松山空港に奏ちゃんはお見送りに来てくれた。
「あやめっち、沖縄に行っちゃったら、松山もさびしくなっちゃうよ~」
「きゃあ、ごめんね~。ボクも松山、大好きなんだよ~」
「また会えると良いね~」
「そうだね~。沖縄の中学でも、たぶん美術部で絵を描いてると思うよ」
「沖縄だと風景画とか動物だとか食べ物だとか人物だとか、描くモチーフいっぱいありそうで良いね~」
「うんっ、なんか、いっぱい描けそう!」
奏ちゃんは、愛媛のマスコットキャラクターである「みきゃん」のぬいぐるみを渡してくれた。

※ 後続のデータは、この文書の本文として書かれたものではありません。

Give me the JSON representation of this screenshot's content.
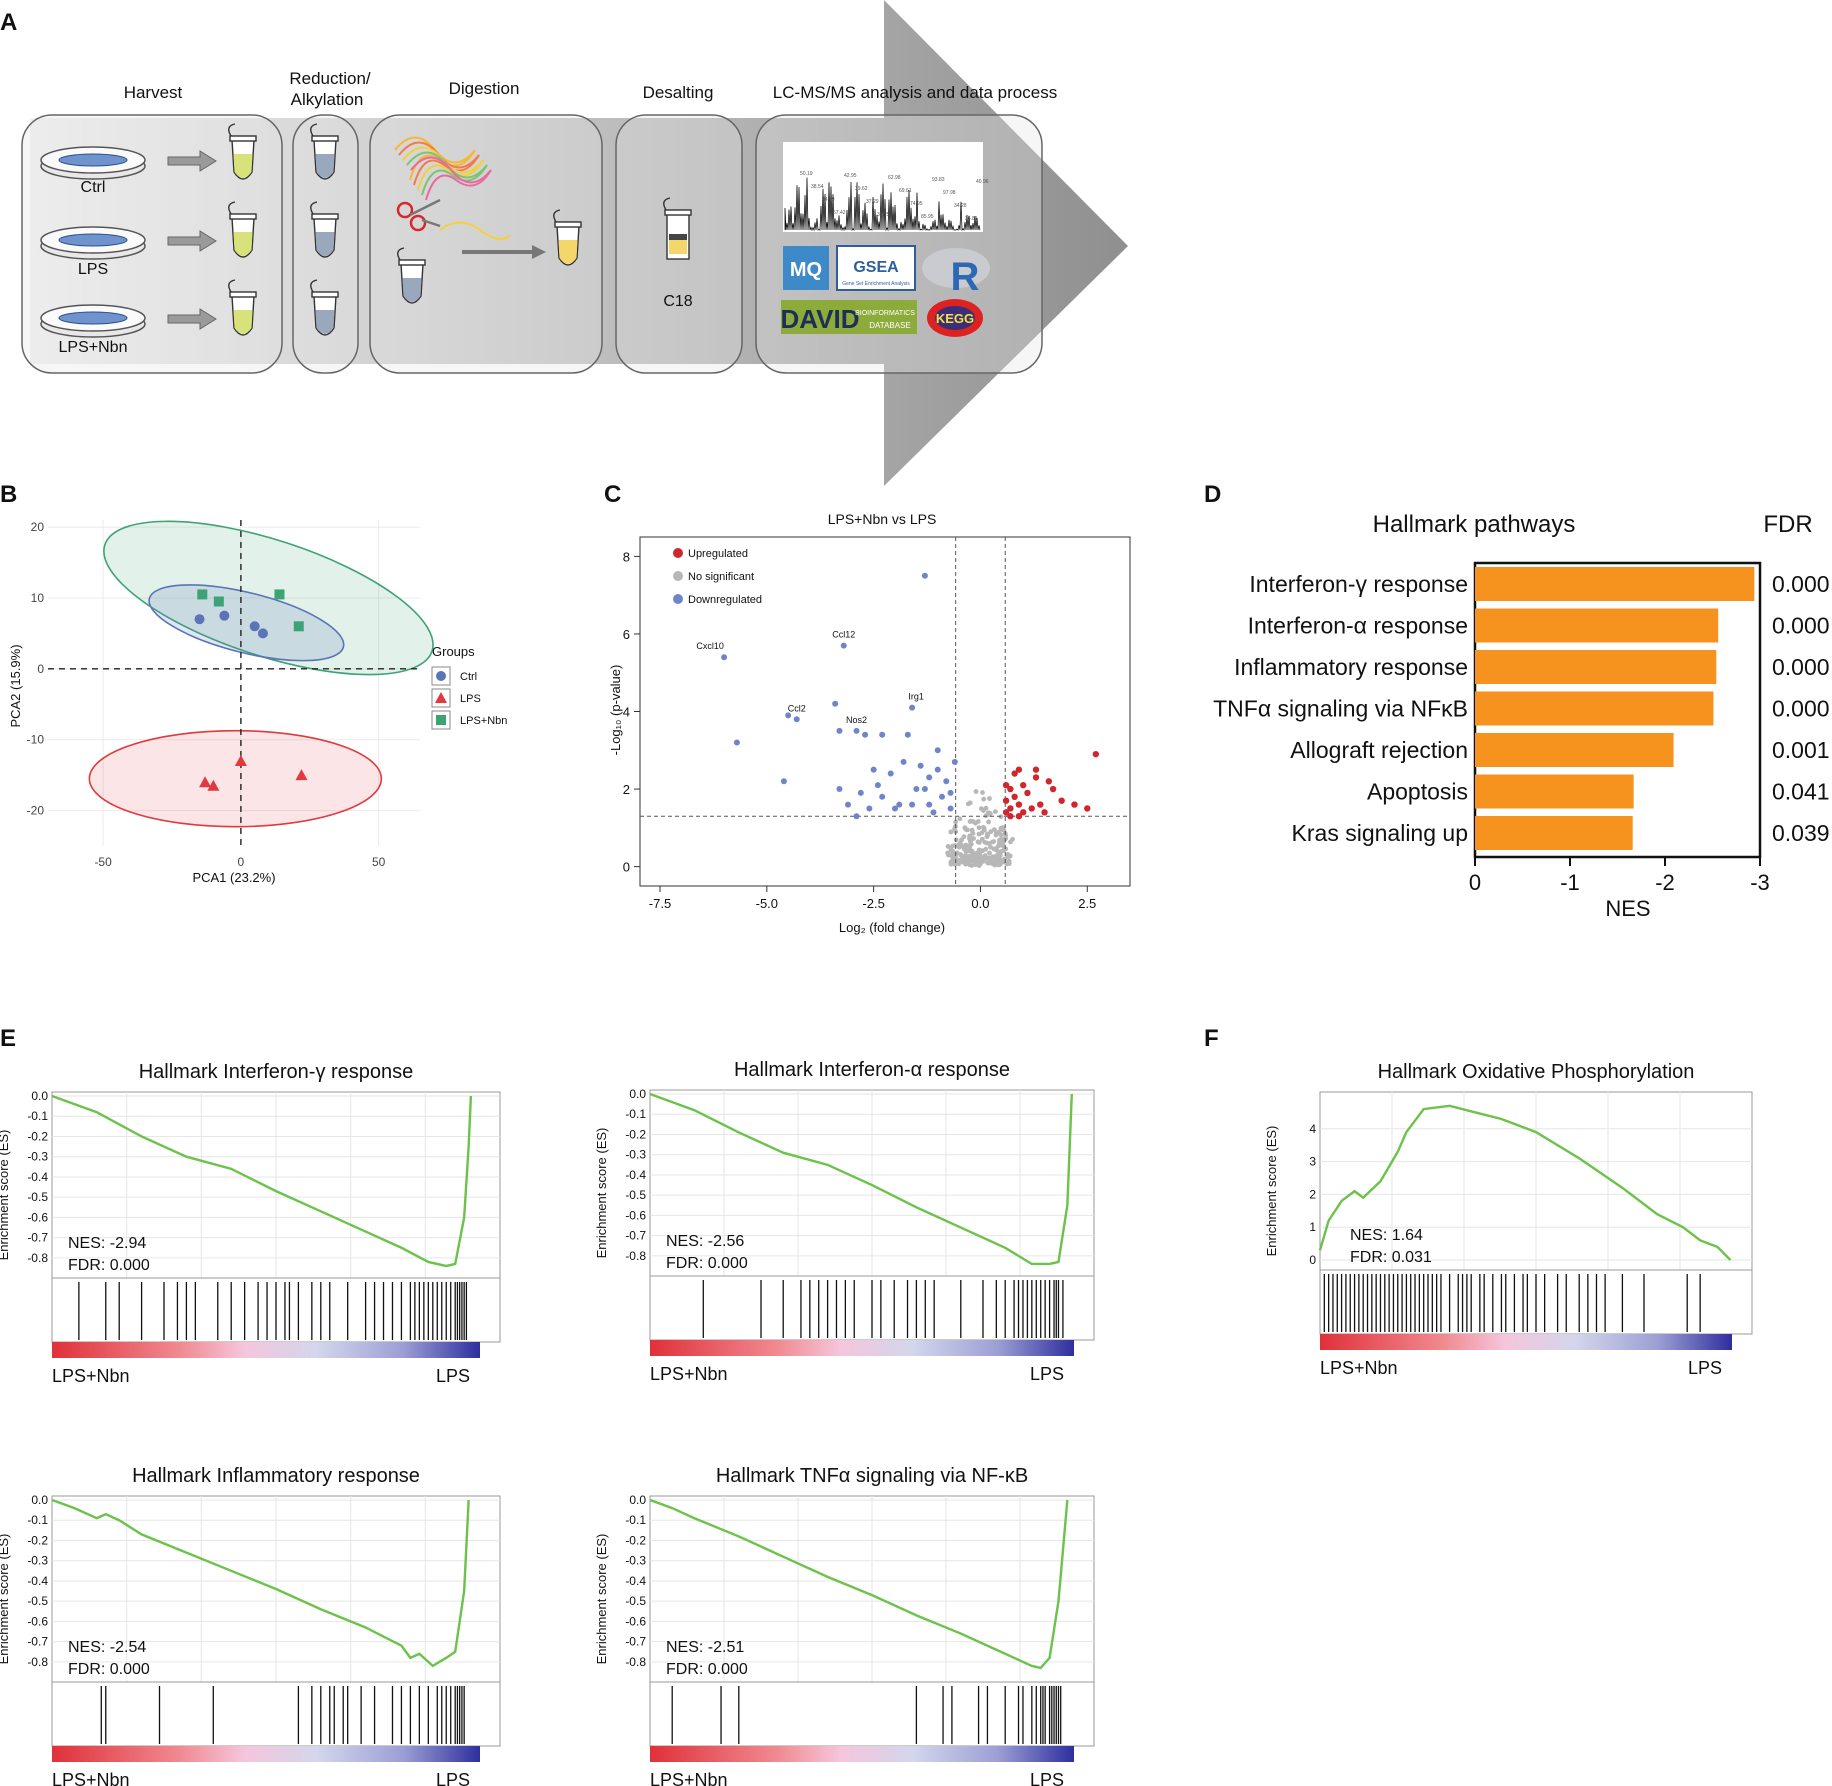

「うちだと思って、いつもいっしょにいてね!みきゃんに話しかけてね!」
「うんっ!わかった!奏ちゃん、またね~。色々ありがとう~」
奏ちゃんはボクのことをギューッて優しく抱きしめてくれた。
今まででいちばん、奏ちゃんのことを1つ年上のお姉ちゃんなんだと感じた瞬間だった。
「奏ちゃんのおかげで、めっちゃ楽しい中学1年生の毎日だったんだよ~」
「わたしも、あやめっちのおかげで、毎日、めっちゃ楽しかったよっ!」
「あっ!そうだっ!」
「なに?あやめっち」
「奏ちゃん、こんどの絵画コンクールで金賞をとってよねっ!」
「えーっ?あっ、そっか!金賞をとって、あやめっちの1年後輩に、あたしはならないといけないんだった...?」
「そうだよー!奏ちゃんにかかってるんだからねー!ボクたちの結婚は...」
「うわっ!責任重大やんかーっ!」
「そうだよー!」
飛行機は那覇空港へと飛んで行った。